In this post it is stated that due to Jensen's inequality the expected value of the reciprocal of a strictly postive random variable $X$ will satisfy:
$$\mathbb{E}\left[\frac{1}{X}\right] \geq \frac{1}{\mathbb{E}[X]}$$
My question is whether a similar inequality exists for the variance of $1/X$?
First, @Dilip Sarwate comments, for such ratio variables mean and variance often do not exist and then there is little to expect. For a detailed discussion of this see I've heard that ratios or inverses of random variables often are problematic, in not having expectations. Why is that?. But, let us assume a case where expectation and variance exists.
Your question is My question is whether a similar inequality exists for the variance of $1/X$? It is not totally clear what you mean with similar but let us take it literally, that is, is it true that $$\DeclareMathOperator{\V}{\mathbb{V}} \V(\frac1{X})\cdot \V X \ge 1 \quad \text{?} $$ In that form it is clearly false, for instance take $X$ to have a uniform distribution on a very short interval close to 1, like $[0.9, 1.1]$. For that case the product of the two variances will be 0.1127601010e-4 falsifying the inequality. But maybe you where thinking of some other generalization?
Here is an answer (to a related question) which provides a valid generalization of $\mathbb{E}\left[\frac{1}{X}\right] \geq \frac{1}{\mathbb{E}[X]}$.
What is the relation between $\mathbb{E}X^r$ and $\mathbb{[E}X]^r$, for all possible values of $r$, when $X$ is a positive random variable?

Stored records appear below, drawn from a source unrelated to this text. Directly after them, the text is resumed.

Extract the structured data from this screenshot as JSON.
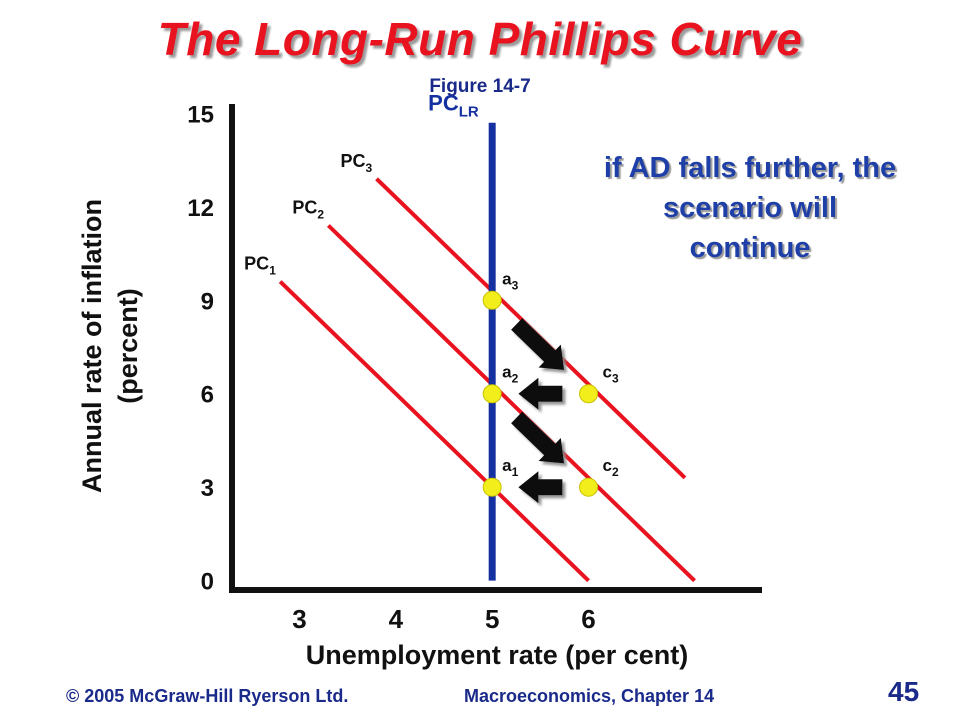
{
  "slide": {
    "title": "The Long-Run Phillips Curve",
    "figure_label": "Figure 14-7",
    "annotation_lines": [
      "if AD falls further, the",
      "scenario will",
      "continue"
    ],
    "footer_left": "© 2005 McGraw-Hill Ryerson Ltd.",
    "footer_right": "Macroeconomics, Chapter 14",
    "page_number": "45",
    "colors": {
      "title": "#e8131f",
      "curves": "#e8131f",
      "lrpc": "#1530a0",
      "points": "#f2ee1b",
      "text_blue": "#1a2a8a"
    }
  },
  "chart_data": {
    "type": "line",
    "xlabel": "Unemployment rate (per cent)",
    "ylabel_lines": [
      "Annual rate of inflation",
      "(percent)"
    ],
    "x_ticks": [
      3,
      4,
      5,
      6
    ],
    "y_ticks": [
      0,
      3,
      6,
      9,
      12,
      15
    ],
    "xlim": [
      2.3,
      7.8
    ],
    "ylim": [
      -0.3,
      15.3
    ],
    "series": [
      {
        "name": "PC1",
        "label_main": "PC",
        "label_sub": "1",
        "x": [
          2.8,
          6.0
        ],
        "y": [
          9.6,
          0.0
        ]
      },
      {
        "name": "PC2",
        "label_main": "PC",
        "label_sub": "2",
        "x": [
          3.3,
          7.1
        ],
        "y": [
          11.4,
          0.0
        ]
      },
      {
        "name": "PC3",
        "label_main": "PC",
        "label_sub": "3",
        "x": [
          3.8,
          7.0
        ],
        "y": [
          12.9,
          3.3
        ]
      }
    ],
    "vertical_lines": [
      {
        "name": "PCLR",
        "label_main": "PC",
        "label_sub": "LR",
        "x": 5.0,
        "y": [
          0.0,
          14.7
        ]
      }
    ],
    "points": [
      {
        "label_main": "a",
        "label_sub": "1",
        "x": 5.0,
        "y": 3.0
      },
      {
        "label_main": "a",
        "label_sub": "2",
        "x": 5.0,
        "y": 6.0
      },
      {
        "label_main": "a",
        "label_sub": "3",
        "x": 5.0,
        "y": 9.0
      },
      {
        "label_main": "c",
        "label_sub": "2",
        "x": 6.0,
        "y": 3.0
      },
      {
        "label_main": "c",
        "label_sub": "3",
        "x": 6.0,
        "y": 6.0
      }
    ],
    "arrows": [
      {
        "from": [
          5.0,
          9.0
        ],
        "to": [
          6.0,
          6.0
        ]
      },
      {
        "from": [
          6.0,
          6.0
        ],
        "to": [
          5.0,
          6.0
        ]
      },
      {
        "from": [
          5.0,
          6.0
        ],
        "to": [
          6.0,
          3.0
        ]
      },
      {
        "from": [
          6.0,
          3.0
        ],
        "to": [
          5.0,
          3.0
        ]
      }
    ],
    "grid": false,
    "legend": "none"
  }
}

This can be answered by applying Jensens's inequality, based on the convexity or concavity of $x^r$ as a function of $x$, depending on the value of $r$.
The following presumes the relevant moments exist.
$\mathbb{E}X^r \ge \mathbb{[E}X]^r$, for $r \ge 1$ or $r \le 0$ ($x^r$ is convex in both cases)
$\mathbb{E}X^r \le \mathbb{[E}X]^r$, for $0 \le r \le 1$ ($x^r$ is concave, which includes the frequently used square root)
Note that equality holds for $r = 1$, which says $\mathbb{E}X = \mathbb{E}X$, and for $r = 0$, which says $1 = 1$. $\mathbb{E}\left[\frac{1}{X}\right] \geq \frac{1}{\mathbb{E}[X]}$ of course corresponds to $r = -1$.
Going back to the OP's original question, as shown by @kjetil b halvorsen , the analog for variance does not hold. But presuming the moments exist, we see by applying the above results with $r= -2$, that $\mathbb{E}\left[\frac{1}{X^2}\right] \geq [\frac{1}{\mathbb{E}X}]^2$